Is communication technology bad for religion, or does it simply change the way we worship? This question has been growing on the minds of parishioners and worshippers of diverse faith groups, who find it increasingly difficult to extricate new technological advances from their religious life. The answer seems to be a paradoxical yes and no—while technology has its downside in traditional religious observance, it also offers many benefits.

In a bid to lure younger acolytes, some churches have incorporated new devices into their traditional services. Online church Web sites have become ubiquitous, creating a high-profile internet presence which provides resources for members and an overview of the church’s beliefs and practices for potential converts (for example, Universal Life Church Monastery’s Web site offers information on legal wedding officiation, religious literature, and links to its ministers’ network), but another way in which priests and ministers have managed to communicate their messages is by holding online prayer sessions, and even worship services, through mobiles devices such as smart phones and iPhones. As Stuart Fox of MSNBC notes, “hundreds of new iPhone apps allow parishioners to bring Bible quotes, Torah-chanting practice and Buddhist prayer wheels wherever they go, allowing them to practice their religions in new times and spaces.” Pastors can post sermons online, Muslims can podcast the call to prayer from the muezzin in Mecca, and the Dalai Lama provides updates on his own Twitter feed.

So what motivates the misapprehensions of the few who see these rapid changes as a corrupting influence on the major religions of the world? Quoting Darleen Pryds, an associate professor of Christian spirituality and medieval history at the Franciscan School of Theology in California, Fox points out, “most people tend to disengage from the experience of communal worship, and there is a nervous, excited energy that pervades the room and takes over”; he also reports Dudley Rose, the associate dean for ministry studies at Harvard University’s Divinity School, as saying, “Even the people who think they [are great multitaskers] aren’t paying as much attention as they think they are. And how do you develop supplication when the very way you are communicating is so fragmented?” Rose goes on to say that this poses a challenge for churches trying to keep younger members who are put off by traditional paper texts.

Then there is the upside to the influence of technological communication on traditional religious observance. Despite the disconnected, nervous excitement that accompanies the use of mobile devices in religious services, Pryds admits that “[e]ven if I haven’t participated in real time with the prayer service, the series of prayers are there in my newsfeed as a reminder”. So, in a sense, technological advances actually help us keep active in our religious observances.
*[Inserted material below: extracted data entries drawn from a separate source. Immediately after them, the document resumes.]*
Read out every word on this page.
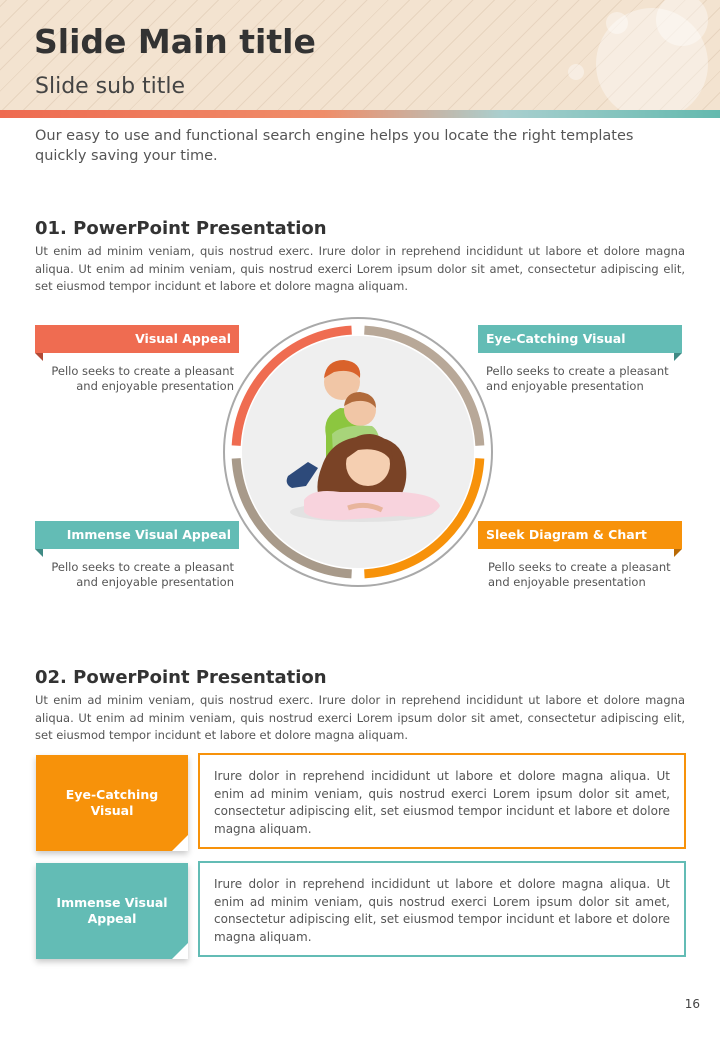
Slide Main title
Slide sub title
Our easy to use and functional search engine helps you locate the right templates quickly saving your time.
01. PowerPoint Presentation
Ut enim ad minim veniam, quis nostrud exerc. Irure dolor in reprehend incididunt ut labore et dolore magna aliqua. Ut enim ad minim veniam, quis nostrud exerci Lorem ipsum dolor sit amet, consectetur adipiscing elit, set eiusmod tempor incidunt et labore et dolore magna aliquam.
Visual Appeal
Pello seeks to create a pleasant and enjoyable presentation
Eye-Catching Visual
Pello seeks to create a pleasant and enjoyable presentation
Immense Visual Appeal
Pello seeks to create a pleasant and enjoyable presentation
Sleek Diagram & Chart
Pello seeks to create a pleasant and enjoyable presentation
02. PowerPoint Presentation
Ut enim ad minim veniam, quis nostrud exerc. Irure dolor in reprehend incididunt ut labore et dolore magna aliqua. Ut enim ad minim veniam, quis nostrud exerci Lorem ipsum dolor sit amet, consectetur adipiscing elit, set eiusmod tempor incidunt et labore et dolore magna aliquam.
Eye-Catching Visual
Irure dolor in reprehend incididunt ut labore et dolore magna aliqua. Ut enim ad minim veniam, quis nostrud exerci Lorem ipsum dolor sit amet, consectetur adipiscing elit, set eiusmod tempor incidunt et labore et dolore magna aliquam.
Immense Visual Appeal
Irure dolor in reprehend incididunt ut labore et dolore magna aliqua. Ut enim ad minim veniam, quis nostrud exerci Lorem ipsum dolor sit amet, consectetur adipiscing elit, set eiusmod tempor incidunt et labore et dolore magna aliquam.
16
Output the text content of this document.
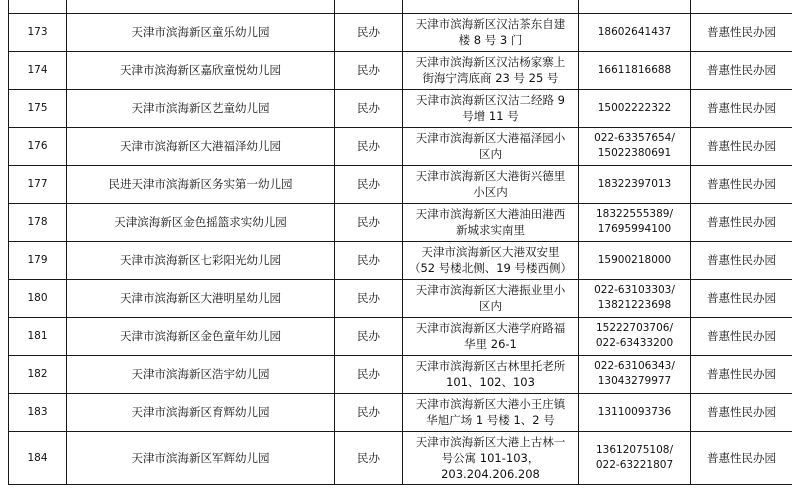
173	天津市滨海新区童乐幼儿园	民办	天津市滨海新区汉沽茶东自建
楼 8 号 3 门	18602641437	普惠性民办园
174	天津市滨海新区嘉欣童悦幼儿园	民办	天津市滨海新区汉沽杨家寨上
街海宁湾底商 23 号 25 号	16611816688	普惠性民办园
175	天津市滨海新区艺童幼儿园	民办	天津市滨海新区汉沽二经路 9
号增 11 号	15002222322	普惠性民办园
176	天津市滨海新区大港福泽幼儿园	民办	天津市滨海新区大港福泽园小
区内	022-63357654/
15022380691	普惠性民办园
177	民进天津市滨海新区务实第一幼儿园	民办	天津市滨海新区大港街兴德里
小区内	18322397013	普惠性民办园
178	天津滨海新区金色摇篮求实幼儿园	民办	天津市滨海新区大港油田港西
新城求实南里	18322555389/
17695994100	普惠性民办园
179	天津市滨海新区七彩阳光幼儿园	民办	天津市滨海新区大港双安里
（52 号楼北侧、19 号楼西侧）	15900218000	普惠性民办园
180	天津市滨海新区大港明星幼儿园	民办	天津市滨海新区大港振业里小
区内	022-63103303/
13821223698	普惠性民办园
181	天津市滨海新区金色童年幼儿园	民办	天津市滨海新区大港学府路福
华里 26-1	15222703706/
022-63433200	普惠性民办园
182	天津市滨海新区浩宇幼儿园	民办	天津市滨海新区古林里托老所
101、102、103	022-63106343/
13043279977	普惠性民办园
183	天津市滨海新区育辉幼儿园	民办	天津市滨海新区大港小王庄镇
华旭广场 1 号楼 1、2 号	13110093736	普惠性民办园
184	天津市滨海新区军辉幼儿园	民办	天津市滨海新区大港上古林一
号公寓 101-103，
203.204.206.208	13612075108/
022-63221807	普惠性民办园
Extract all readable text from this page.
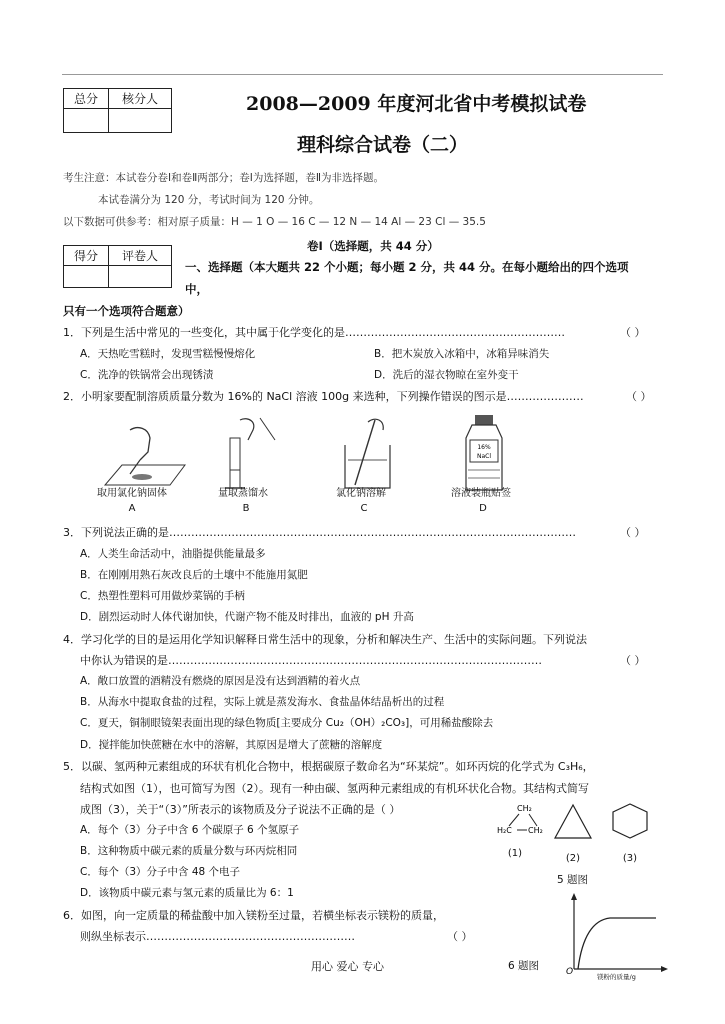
总分	核分人
		2008—2009 年度河北省中考模拟试卷
理科综合试卷（二）
考生注意：本试卷分卷Ⅰ和卷Ⅱ两部分；卷Ⅰ为选择题，卷Ⅱ为非选择题。
本试卷满分为 120 分，考试时间为 120 分钟。
以下数据可供参考：相对原子质量：H — 1 O — 16 C — 12 N — 14 Al — 23 Cl — 35.5
得分	评卷人

卷Ⅰ（选择题，共 44 分）
一、选择题（本大题共 22 个小题；每小题 2 分，共 44 分。在每小题给出的四个选项
中，
只有一个选项符合题意）
1．下列是生活中常见的一些变化，其中属于化学变化的是……………………………………………………	（ ）
A．天热吃雪糕时，发现雪糕慢慢熔化	B．把木炭放入冰箱中，冰箱异味消失
C．洗净的铁锅常会出现锈渍	D．洗后的湿衣物晾在室外变干
2．小明家要配制溶质质量分数为 16%的 NaCl 溶液 100g 来选种，下列操作错误的图示是…………………	（ ）
16%
NaCl
取用氯化钠固体	量取蒸馏水	氯化钠溶解	溶液装瓶贴签
A	B	C	D
3．下列说法正确的是…………………………………………………………………………………………………	（ ）
A．人类生命活动中，油脂提供能量最多
B．在刚刚用熟石灰改良后的土壤中不能施用氮肥
C．热塑性塑料可用做炒菜锅的手柄
D．剧烈运动时人体代谢加快，代谢产物不能及时排出，血液的 pH 升高
4．学习化学的目的是运用化学知识解释日常生活中的现象，分析和解决生产、生活中的实际问题。下列说法
中你认为错误的是…………………………………………………………………………………………	（ ）
A．敞口放置的酒精没有燃烧的原因是没有达到酒精的着火点
B．从海水中提取食盐的过程，实际上就是蒸发海水、食盐晶体结晶析出的过程
C．夏天，铜制眼镜架表面出现的绿色物质[主要成分 Cu₂（OH）₂CO₃]，可用稀盐酸除去
D．搅拌能加快蔗糖在水中的溶解，其原因是增大了蔗糖的溶解度
5．以碳、氢两种元素组成的环状有机化合物中，根据碳原子数命名为“环某烷”。如环丙烷的化学式为 C₃H₆，
结构式如图（1），也可简写为图（2）。现有一种由碳、氢两种元素组成的有机环状化合物。其结构式简写
成图（3），关于“（3）”所表示的该物质及分子说法不正确的是（ ）
A．每个（3）分子中含 6 个碳原子 6 个氢原子
B．这种物质中碳元素的质量分数与环丙烷相同
C．每个（3）分子中含 48 个电子
D．该物质中碳元素与氢元素的质量比为 6：1
CH₂
H₂C CH₂
(1)	(2)	(3)
5 题图
6．如图，向一定质量的稀盐酸中加入镁粉至过量，若横坐标表示镁粉的质量，
则纵坐标表示…………………………………………………	（ ）
O	镁粉的质量/g
6 题图
用心 爱心 专心
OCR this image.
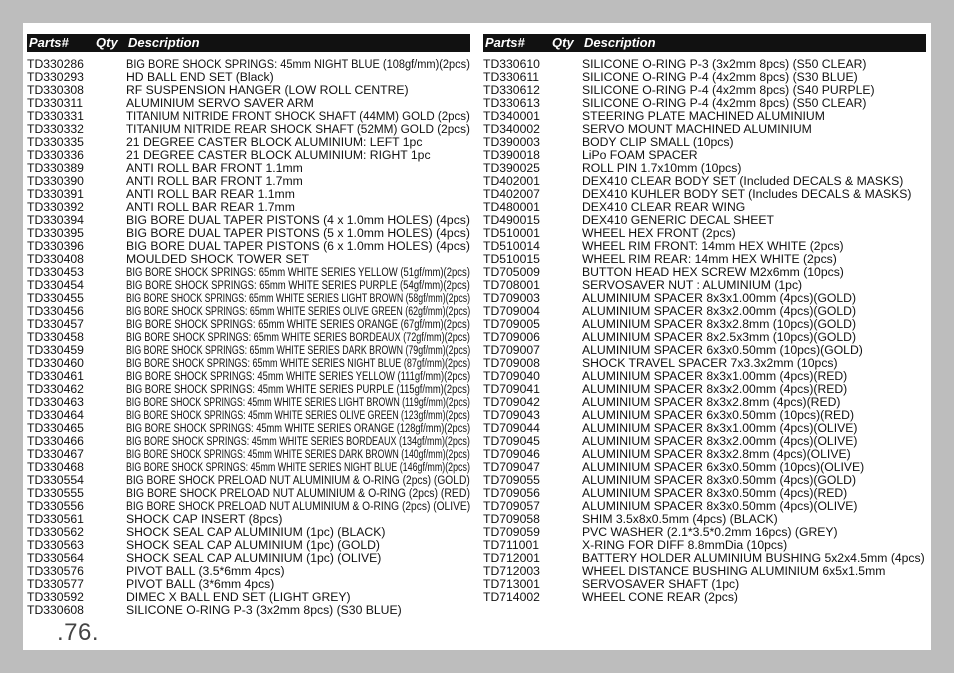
Parts# Qty Description
TD330286	BIG BORE SHOCK SPRINGS: 45mm NIGHT BLUE (108gf/mm)(2pcs)
TD330293	HD BALL END SET (Black)
TD330308	RF SUSPENSION HANGER (LOW ROLL CENTRE)
TD330311	ALUMINIUM SERVO SAVER ARM
TD330331	TITANIUM NITRIDE FRONT SHOCK SHAFT (44MM) GOLD (2pcs)
TD330332	TITANIUM NITRIDE REAR SHOCK SHAFT (52MM) GOLD (2pcs)
TD330335	21 DEGREE CASTER BLOCK ALUMINIUM: LEFT 1pc
TD330336	21 DEGREE CASTER BLOCK ALUMINIUM: RIGHT 1pc
TD330389	ANTI ROLL BAR FRONT 1.1mm
TD330390	ANTI ROLL BAR FRONT 1.7mm
TD330391	ANTI ROLL BAR REAR 1.1mm
TD330392	ANTI ROLL BAR REAR 1.7mm
TD330394	BIG BORE DUAL TAPER PISTONS (4 x 1.0mm HOLES) (4pcs)
TD330395	BIG BORE DUAL TAPER PISTONS (5 x 1.0mm HOLES) (4pcs)
TD330396	BIG BORE DUAL TAPER PISTONS (6 x 1.0mm HOLES) (4pcs)
TD330408	MOULDED SHOCK TOWER SET
TD330453	BIG BORE SHOCK SPRINGS: 65mm WHITE SERIES YELLOW (51gf/mm)(2pcs)
TD330454	BIG BORE SHOCK SPRINGS: 65mm WHITE SERIES PURPLE (54gf/mm)(2pcs)
TD330455	BIG BORE SHOCK SPRINGS: 65mm WHITE SERIES LIGHT BROWN (58gf/mm)(2pcs)
TD330456	BIG BORE SHOCK SPRINGS: 65mm WHITE SERIES OLIVE GREEN (62gf/mm)(2pcs)
TD330457	BIG BORE SHOCK SPRINGS: 65mm WHITE SERIES ORANGE (67gf/mm)(2pcs)
TD330458	BIG BORE SHOCK SPRINGS: 65mm WHITE SERIES BORDEAUX (72gf/mm)(2pcs)
TD330459	BIG BORE SHOCK SPRINGS: 65mm WHITE SERIES DARK BROWN (79gf/mm)(2pcs)
TD330460	BIG BORE SHOCK SPRINGS: 65mm WHITE SERIES NIGHT BLUE (87gf/mm)(2pcs)
TD330461	BIG BORE SHOCK SPRINGS: 45mm WHITE SERIES YELLOW (111gf/mm)(2pcs)
TD330462	BIG BORE SHOCK SPRINGS: 45mm WHITE SERIES PURPLE (115gf/mm)(2pcs)
TD330463	BIG BORE SHOCK SPRINGS: 45mm WHITE SERIES LIGHT BROWN (119gf/mm)(2pcs)
TD330464	BIG BORE SHOCK SPRINGS: 45mm WHITE SERIES OLIVE GREEN (123gf/mm)(2pcs)
TD330465	BIG BORE SHOCK SPRINGS: 45mm WHITE SERIES ORANGE (128gf/mm)(2pcs)
TD330466	BIG BORE SHOCK SPRINGS: 45mm WHITE SERIES BORDEAUX (134gf/mm)(2pcs)
TD330467	BIG BORE SHOCK SPRINGS: 45mm WHITE SERIES DARK BROWN (140gf/mm)(2pcs)
TD330468	BIG BORE SHOCK SPRINGS: 45mm WHITE SERIES NIGHT BLUE (146gf/mm)(2pcs)
TD330554	BIG BORE SHOCK PRELOAD NUT ALUMINIUM & O-RING (2pcs) (GOLD)
TD330555	BIG BORE SHOCK PRELOAD NUT ALUMINIUM & O-RING (2pcs) (RED)
TD330556	BIG BORE SHOCK PRELOAD NUT ALUMINIUM & O-RING (2pcs) (OLIVE)
TD330561	SHOCK CAP INSERT (8pcs)
TD330562	SHOCK SEAL CAP ALUMINIUM (1pc) (BLACK)
TD330563	SHOCK SEAL CAP ALUMINIUM (1pc) (GOLD)
TD330564	SHOCK SEAL CAP ALUMINIUM (1pc) (OLIVE)
TD330576	PIVOT BALL (3.5*6mm 4pcs)
TD330577	PIVOT BALL (3*6mm 4pcs)
TD330592	DIMEC X BALL END SET (LIGHT GREY)
TD330608	SILICONE O-RING P-3 (3x2mm 8pcs) (S30 BLUE)
Parts# Qty Description
TD330610	SILICONE O-RING P-3 (3x2mm 8pcs) (S50 CLEAR)
TD330611	SILICONE O-RING P-4 (4x2mm 8pcs) (S30 BLUE)
TD330612	SILICONE O-RING P-4 (4x2mm 8pcs) (S40 PURPLE)
TD330613	SILICONE O-RING P-4 (4x2mm 8pcs) (S50 CLEAR)
TD340001	STEERING PLATE MACHINED ALUMINIUM
TD340002	SERVO MOUNT MACHINED ALUMINIUM
TD390003	BODY CLIP SMALL (10pcs)
TD390018	LiPo FOAM SPACER
TD390025	ROLL PIN 1.7x10mm (10pcs)
TD402001	DEX410 CLEAR BODY SET (Included DECALS & MASKS)
TD402007	DEX410 KUHLER BODY SET (Includes DECALS & MASKS)
TD480001	DEX410 CLEAR REAR WING
TD490015	DEX410 GENERIC DECAL SHEET
TD510001	WHEEL HEX FRONT (2pcs)
TD510014	WHEEL RIM FRONT: 14mm HEX WHITE (2pcs)
TD510015	WHEEL RIM REAR: 14mm HEX WHITE (2pcs)
TD705009	BUTTON HEAD HEX SCREW M2x6mm (10pcs)
TD708001	SERVOSAVER NUT : ALUMINIUM (1pc)
TD709003	ALUMINIUM SPACER 8x3x1.00mm (4pcs)(GOLD)
TD709004	ALUMINIUM SPACER 8x3x2.00mm (4pcs)(GOLD)
TD709005	ALUMINIUM SPACER 8x3x2.8mm (10pcs)(GOLD)
TD709006	ALUMINIUM SPACER 8x2.5x3mm (10pcs)(GOLD)
TD709007	ALUMINIUM SPACER 6x3x0.50mm (10pcs)(GOLD)
TD709008	SHOCK TRAVEL SPACER 7x3.3x2mm (10pcs)
TD709040	ALUMINIUM SPACER 8x3x1.00mm (4pcs)(RED)
TD709041	ALUMINIUM SPACER 8x3x2.00mm (4pcs)(RED)
TD709042	ALUMINIUM SPACER 8x3x2.8mm (4pcs)(RED)
TD709043	ALUMINIUM SPACER 6x3x0.50mm (10pcs)(RED)
TD709044	ALUMINIUM SPACER 8x3x1.00mm (4pcs)(OLIVE)
TD709045	ALUMINIUM SPACER 8x3x2.00mm (4pcs)(OLIVE)
TD709046	ALUMINIUM SPACER 8x3x2.8mm (4pcs)(OLIVE)
TD709047	ALUMINIUM SPACER 6x3x0.50mm (10pcs)(OLIVE)
TD709055	ALUMINIUM SPACER 8x3x0.50mm (4pcs)(GOLD)
TD709056	ALUMINIUM SPACER 8x3x0.50mm (4pcs)(RED)
TD709057	ALUMINIUM SPACER 8x3x0.50mm (4pcs)(OLIVE)
TD709058	SHIM 3.5x8x0.5mm (4pcs) (BLACK)
TD709059	PVC WASHER (2.1*3.5*0.2mm 16pcs) (GREY)
TD711001	X-RING FOR DIFF 8.8mmDia (10pcs)
TD712001	BATTERY HOLDER ALUMINIUM BUSHING 5x2x4.5mm (4pcs)
TD712003	WHEEL DISTANCE BUSHING ALUMINIUM 6x5x1.5mm
TD713001	SERVOSAVER SHAFT (1pc)
TD714002	WHEEL CONE REAR (2pcs)
.76.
Mobile devices also help the believer literally to take their faith with them wherever they go, whether on the train, at the grocery store, or at the beach. Paraphrasing Rose, Fox reports that “[b]y allowing the faithful to engage in religious activity regardless of where they are, these apps allow worshippers to create a religious world around them, even if they are physically in a very secular environment.” Thus, the notion that spiritual or transcendent experience should be confined to a space within four walls replete with worn hymnals, hard pews, and an altar becomes obsolete, replaced with a more interactive, omnipresent spiritual experience.

The trend of integrating religious practice into the modern-day communication infrastructure probably will not end any time soon, but rather continue to intensify, just as the printing press

made spiritual insight accessible to the average person by rendering Bibles inexpensive and common-place; the only difference is that now one can read passages from the holy book of your choice on your mobile internet telephone gadget. Of course, just like those who criticize online minister ordination or the blessing of laptops and mobile phones on Plow Sunday, technologically savvy religion will have its critics, who will label the new mode of worship as “tacky” and “irreverent”—but every innovation in style of worship seems tacky and irreverent to the conservative. So, despite its drawbacks, internet religion is proving to be a highly efficient and popular means of spreading spiritual insight and messages to the faithful, and a chief means by which religion in general will adapt and flourish in the near future.